The basic thrust of this form of direct exchange (as opposed to exchanges mediated by money or the complexities of other intermediaries) is a solidly grounded polis. “Production as human beings” as contrasted with “production as productive instruments” has the character of a gift rather than a social transaction. Bondareff’s argument for the necessary character of individual bread labor was also married to a social commitment to provide bread for others who were unable to produce their own, as a gift commanded by Christian charity. Charity should also be factored into craft labor.
4) In the individual expression of my life I would have directly created your expression of your life, and therefore in my individual activity I would have directly confirmed and realized my true nature, my human nature, my communal nature.
Our products would be so many mirrors in which we saw reflected our essential nature. (Marx)
Certain objects seem to feel right, I think, because we see not only ourselves but rather a plausible way of life in them. It is a form of sociality that is tied to participants that are no longer present, except perhaps in spirit.

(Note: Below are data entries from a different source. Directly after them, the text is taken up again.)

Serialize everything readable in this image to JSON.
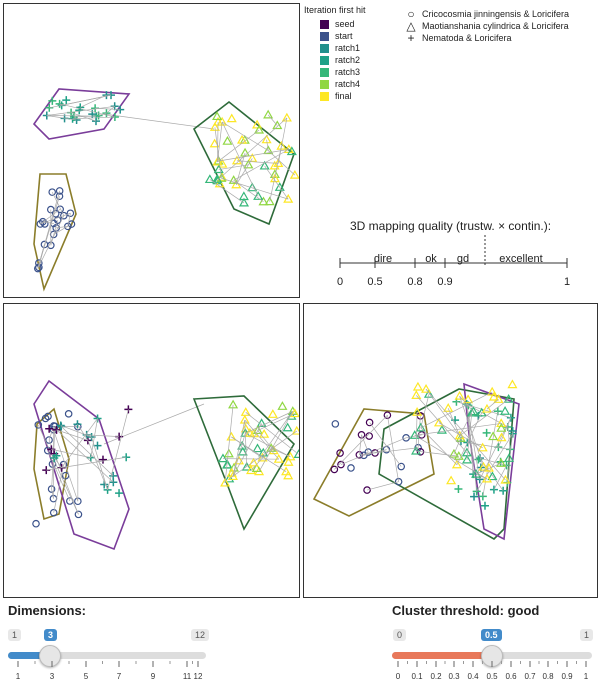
{
  "legend": {
    "iteration_title": "Iteration first hit",
    "iterations": [
      {
        "label": "seed",
        "color": "#440154"
      },
      {
        "label": "start",
        "color": "#3b528b"
      },
      {
        "label": "ratch1",
        "color": "#21908c"
      },
      {
        "label": "ratch2",
        "color": "#1fa187"
      },
      {
        "label": "ratch3",
        "color": "#35b779"
      },
      {
        "label": "ratch4",
        "color": "#90d743"
      },
      {
        "label": "final",
        "color": "#fde725"
      }
    ],
    "shapes": [
      {
        "glyph": "circle-icon",
        "label": "Cricocosmia jinningensis & Loricifera"
      },
      {
        "glyph": "triangle-icon",
        "label": "Maotianshania cylindrica & Loricifera"
      },
      {
        "glyph": "plus-icon",
        "label": "Nematoda & Loricifera"
      }
    ]
  },
  "quality": {
    "title": "3D mapping quality (trustw. × contin.):",
    "bands": [
      "dire",
      "ok",
      "gd",
      "excellent"
    ],
    "ticks": [
      "0",
      "0.5",
      "0.8",
      "0.9",
      "1"
    ],
    "gradient_colors": [
      "#ef8a62",
      "#d9b340",
      "#6fbf3f",
      "#2ebd4f"
    ]
  },
  "dimensions": {
    "title": "Dimensions:",
    "min_label": "1",
    "max_label": "12",
    "value_label": "3",
    "value": 3,
    "min": 1,
    "max": 12,
    "ticks": [
      "1",
      "3",
      "5",
      "7",
      "9",
      "11",
      "12"
    ],
    "fill_color": "#428bca"
  },
  "cluster": {
    "title": "Cluster threshold: good",
    "min_label": "0",
    "max_label": "1",
    "value_label": "0.5",
    "value": 0.5,
    "ticks": [
      "0",
      "0.1",
      "0.2",
      "0.3",
      "0.4",
      "0.5",
      "0.6",
      "0.7",
      "0.8",
      "0.9",
      "1"
    ],
    "fill_color": "#e8785a"
  }
}
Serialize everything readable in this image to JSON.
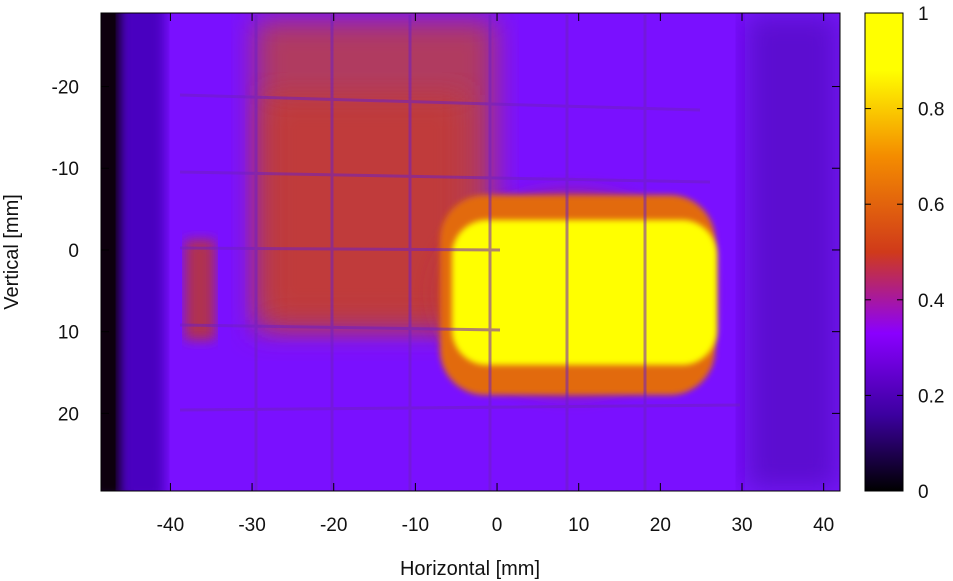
{
  "chart_data": {
    "type": "heatmap",
    "title": "",
    "xlabel": "Horizontal [mm]",
    "ylabel": "Vertical [mm]",
    "xlim": [
      -48.5,
      42
    ],
    "ylim": [
      -29,
      29.5
    ],
    "y_inverted": true,
    "x_ticks": [
      -40,
      -30,
      -20,
      -10,
      0,
      10,
      20,
      30,
      40
    ],
    "x_tick_labels": [
      "-40",
      "-30",
      "-20",
      "-10",
      "0",
      "10",
      "20",
      "30",
      "40"
    ],
    "y_ticks": [
      -20,
      -10,
      0,
      10,
      20
    ],
    "y_tick_labels": [
      "-20",
      "-10",
      "0",
      "10",
      "20"
    ],
    "colorbar": {
      "min": 0,
      "max": 1,
      "ticks": [
        0,
        0.2,
        0.4,
        0.6,
        0.8,
        1
      ],
      "tick_labels": [
        "0",
        "0.2",
        "0.4",
        "0.6",
        "0.8",
        "1"
      ],
      "colormap": [
        "#000000",
        "#3c00a0",
        "#8a00ff",
        "#d03a1a",
        "#f48c00",
        "#ffff00"
      ]
    },
    "grid": false,
    "intensity_regions": [
      {
        "region": "left edge, x < -45",
        "value": 0.05
      },
      {
        "region": "background, -45 < x < 40",
        "value": 0.25
      },
      {
        "region": "upper-left block area, -36 < x < 0, -29 < y < 15",
        "value": 0.45
      },
      {
        "region": "central halo, -8 < x < 28, -8 < y < 19",
        "value": 0.6
      },
      {
        "region": "hot core, -6 < x < 27, -3 < y < 15",
        "value": 1.0
      }
    ]
  }
}
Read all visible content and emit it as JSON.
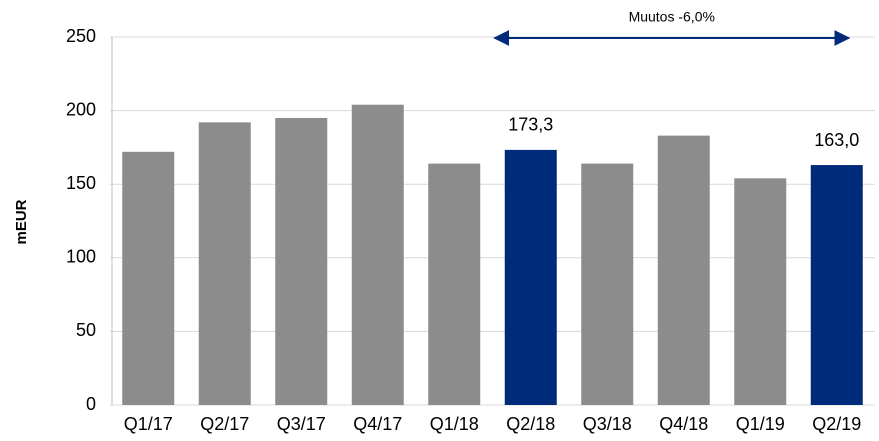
{
  "chart_data": {
    "type": "bar",
    "y_label": "mEUR",
    "annotation": "Muutos -6,0%",
    "categories": [
      "Q1/17",
      "Q2/17",
      "Q3/17",
      "Q4/17",
      "Q1/18",
      "Q2/18",
      "Q3/18",
      "Q4/18",
      "Q1/19",
      "Q2/19"
    ],
    "values": [
      172,
      192,
      195,
      204,
      164,
      173.3,
      164,
      183,
      154,
      163.0
    ],
    "value_labels": [
      null,
      null,
      null,
      null,
      null,
      "173,3",
      null,
      null,
      null,
      "163,0"
    ],
    "colors": [
      "#8c8c8c",
      "#8c8c8c",
      "#8c8c8c",
      "#8c8c8c",
      "#8c8c8c",
      "#002a7a",
      "#8c8c8c",
      "#8c8c8c",
      "#8c8c8c",
      "#002a7a"
    ],
    "ylim": [
      0,
      250
    ],
    "yticks": [
      0,
      50,
      100,
      150,
      200,
      250
    ],
    "grid": true
  }
}
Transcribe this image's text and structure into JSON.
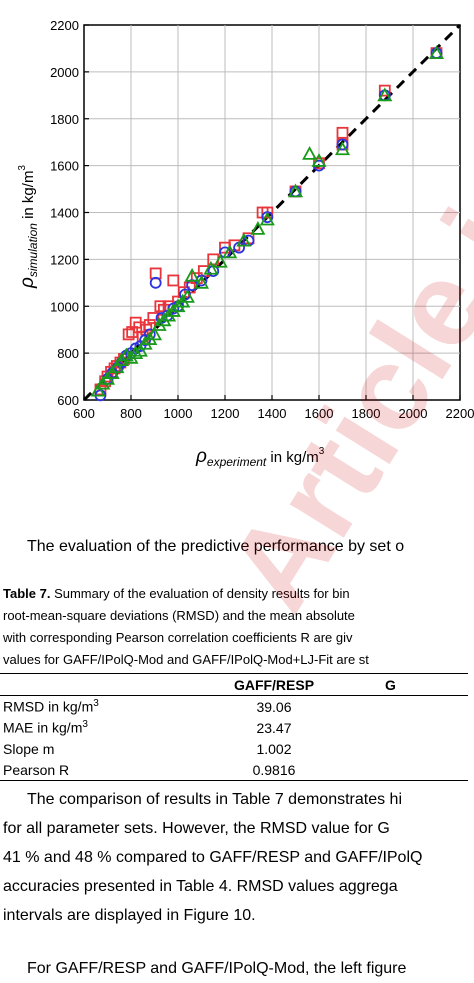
{
  "chart_data": {
    "type": "scatter",
    "xlabel_main": "ρ",
    "xlabel_sub": "experiment",
    "xlabel_unit": " in kg/m",
    "xlabel_sup": "3",
    "ylabel_main": "ρ",
    "ylabel_sub": "simulation",
    "ylabel_unit": " in kg/m",
    "ylabel_sup": "3",
    "xlim": [
      600,
      2200
    ],
    "ylim": [
      600,
      2200
    ],
    "xticks": [
      "600",
      "800",
      "1000",
      "1200",
      "1400",
      "1600",
      "1800",
      "2000",
      "2200"
    ],
    "yticks": [
      "600",
      "800",
      "1000",
      "1200",
      "1400",
      "1600",
      "1800",
      "2000",
      "2200"
    ],
    "reference_line": {
      "style": "dashed",
      "color": "#000000",
      "from": [
        600,
        600
      ],
      "to": [
        2200,
        2200
      ]
    },
    "series": [
      {
        "marker": "square",
        "color": "#e8343a",
        "x": [
          670,
          690,
          700,
          715,
          730,
          740,
          755,
          770,
          790,
          805,
          820,
          835,
          850,
          865,
          880,
          895,
          905,
          925,
          940,
          960,
          980,
          1000,
          1025,
          1050,
          1080,
          1110,
          1150,
          1200,
          1240,
          1300,
          1360,
          1380,
          1500,
          1600,
          1700,
          1700,
          1880,
          2100
        ],
        "y": [
          645,
          680,
          700,
          720,
          735,
          745,
          760,
          775,
          880,
          890,
          930,
          910,
          870,
          900,
          920,
          950,
          1140,
          1000,
          985,
          1000,
          1110,
          1020,
          1060,
          1080,
          1120,
          1150,
          1200,
          1250,
          1260,
          1290,
          1400,
          1400,
          1490,
          1610,
          1740,
          1690,
          1920,
          2080
        ]
      },
      {
        "marker": "circle",
        "color": "#2b34e0",
        "x": [
          670,
          700,
          720,
          745,
          760,
          780,
          800,
          820,
          840,
          860,
          880,
          905,
          930,
          955,
          980,
          1000,
          1030,
          1060,
          1100,
          1150,
          1200,
          1260,
          1300,
          1380,
          1500,
          1600,
          1700,
          1880,
          2100
        ],
        "y": [
          620,
          690,
          715,
          740,
          760,
          790,
          800,
          820,
          830,
          855,
          880,
          1100,
          950,
          960,
          990,
          1000,
          1050,
          1090,
          1110,
          1150,
          1230,
          1250,
          1280,
          1380,
          1490,
          1600,
          1690,
          1900,
          2080
        ]
      },
      {
        "marker": "triangle",
        "color": "#1a9a1a",
        "x": [
          660,
          680,
          700,
          720,
          740,
          760,
          780,
          800,
          820,
          840,
          860,
          880,
          900,
          920,
          940,
          960,
          980,
          1000,
          1020,
          1040,
          1060,
          1100,
          1140,
          1180,
          1220,
          1280,
          1340,
          1380,
          1500,
          1560,
          1600,
          1700,
          1880,
          2100
        ],
        "y": [
          640,
          670,
          690,
          715,
          740,
          770,
          790,
          780,
          800,
          810,
          840,
          860,
          880,
          920,
          940,
          960,
          980,
          1000,
          1020,
          1040,
          1130,
          1100,
          1160,
          1190,
          1230,
          1280,
          1330,
          1370,
          1490,
          1650,
          1620,
          1670,
          1900,
          2080
        ]
      }
    ]
  },
  "paragraph1": "The evaluation of the predictive performance by set o",
  "caption": {
    "label": "Table 7.",
    "line1": " Summary of the evaluation of density results for bin",
    "line2": "root-mean-square deviations (RMSD) and the mean absolute",
    "line3": "with corresponding Pearson correlation coefficients R are giv",
    "line4": "values for GAFF/IPolQ-Mod and GAFF/IPolQ-Mod+LJ-Fit are st"
  },
  "table": {
    "header": [
      "",
      "GAFF/RESP",
      "G"
    ],
    "rows": [
      {
        "label": "RMSD in kg/m",
        "sup": "3",
        "value": "39.06"
      },
      {
        "label": "MAE in kg/m",
        "sup": "3",
        "value": "23.47"
      },
      {
        "label": "Slope m",
        "sup": "",
        "value": "1.002"
      },
      {
        "label": "Pearson R",
        "sup": "",
        "value": "0.9816"
      }
    ]
  },
  "paragraph2": [
    "The comparison of results in Table 7 demonstrates hi",
    "for all parameter sets. However, the RMSD value for G",
    "41 % and 48 % compared to GAFF/RESP and GAFF/IPolQ",
    "accuracies presented in Table 4. RMSD values aggrega",
    "intervals are displayed in Figure 10."
  ],
  "paragraph3": "For GAFF/RESP and GAFF/IPolQ-Mod, the left figure",
  "watermark": "Article in"
}
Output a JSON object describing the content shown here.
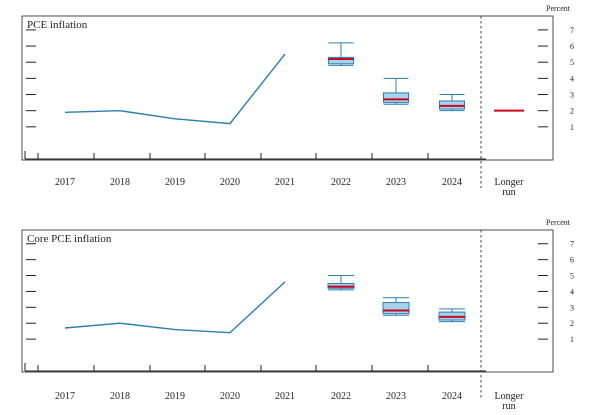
{
  "colors": {
    "line": "#2a7fb0",
    "box_fill": "#a6d3ee",
    "box_stroke": "#2a7fb0",
    "median": "#d0021b",
    "axis": "#222222",
    "divider": "#444444"
  },
  "chart_data": [
    {
      "type": "line",
      "title": "PCE inflation",
      "ylabel": "Percent",
      "ylim": [
        0,
        7
      ],
      "yticks": [
        "1",
        "2",
        "3",
        "4",
        "5",
        "6",
        "7"
      ],
      "categories": [
        "2017",
        "2018",
        "2019",
        "2020",
        "2021",
        "2022",
        "2023",
        "2024",
        "Longer run"
      ],
      "history": {
        "x": [
          "2017",
          "2018",
          "2019",
          "2020",
          "2021"
        ],
        "values": [
          1.9,
          2.0,
          1.5,
          1.2,
          5.5
        ]
      },
      "projections": [
        {
          "x": "2022",
          "min": 4.8,
          "q1": 4.9,
          "median": 5.2,
          "q3": 5.3,
          "max": 6.2
        },
        {
          "x": "2023",
          "min": 2.4,
          "q1": 2.5,
          "median": 2.7,
          "q3": 3.1,
          "max": 4.0
        },
        {
          "x": "2024",
          "min": 2.0,
          "q1": 2.1,
          "median": 2.3,
          "q3": 2.6,
          "max": 3.0
        }
      ],
      "longer_run": {
        "x": "Longer run",
        "value": 2.0
      }
    },
    {
      "type": "line",
      "title": "Core PCE inflation",
      "ylabel": "Percent",
      "ylim": [
        0,
        7
      ],
      "yticks": [
        "1",
        "2",
        "3",
        "4",
        "5",
        "6",
        "7"
      ],
      "categories": [
        "2017",
        "2018",
        "2019",
        "2020",
        "2021",
        "2022",
        "2023",
        "2024",
        "Longer run"
      ],
      "history": {
        "x": [
          "2017",
          "2018",
          "2019",
          "2020",
          "2021"
        ],
        "values": [
          1.7,
          2.0,
          1.6,
          1.4,
          4.6
        ]
      },
      "projections": [
        {
          "x": "2022",
          "min": 4.1,
          "q1": 4.2,
          "median": 4.3,
          "q3": 4.5,
          "max": 5.0
        },
        {
          "x": "2023",
          "min": 2.5,
          "q1": 2.6,
          "median": 2.8,
          "q3": 3.3,
          "max": 3.6
        },
        {
          "x": "2024",
          "min": 2.1,
          "q1": 2.2,
          "median": 2.4,
          "q3": 2.7,
          "max": 2.9
        }
      ]
    }
  ]
}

But spirit is too weak a word for the sort of genetic connection that is possible within craft traditions.
These are objects I can use to feel a part of something larger than myself. These are artifacts that will shape me into the sort of person I want to be, simply by association. The material circumstances of my environment are not chance— they are a choice— driven by a desire to belong.
The acceptance of traditional artifacts is subject to the properties of memory. We hold the objects close, overcoming their uniqueness, using them as tokens where the face of the craftsman has long since worn away. We cannot know the true source, conflated from so many identities, lost with the distance of time.
Artifacts collect scars, they fade, they are repaired and repurposed. Only pedants insist on “authenticity” in artifacts. Most interpolate data as best they can, integrating the personal with artifacts as they become living material history.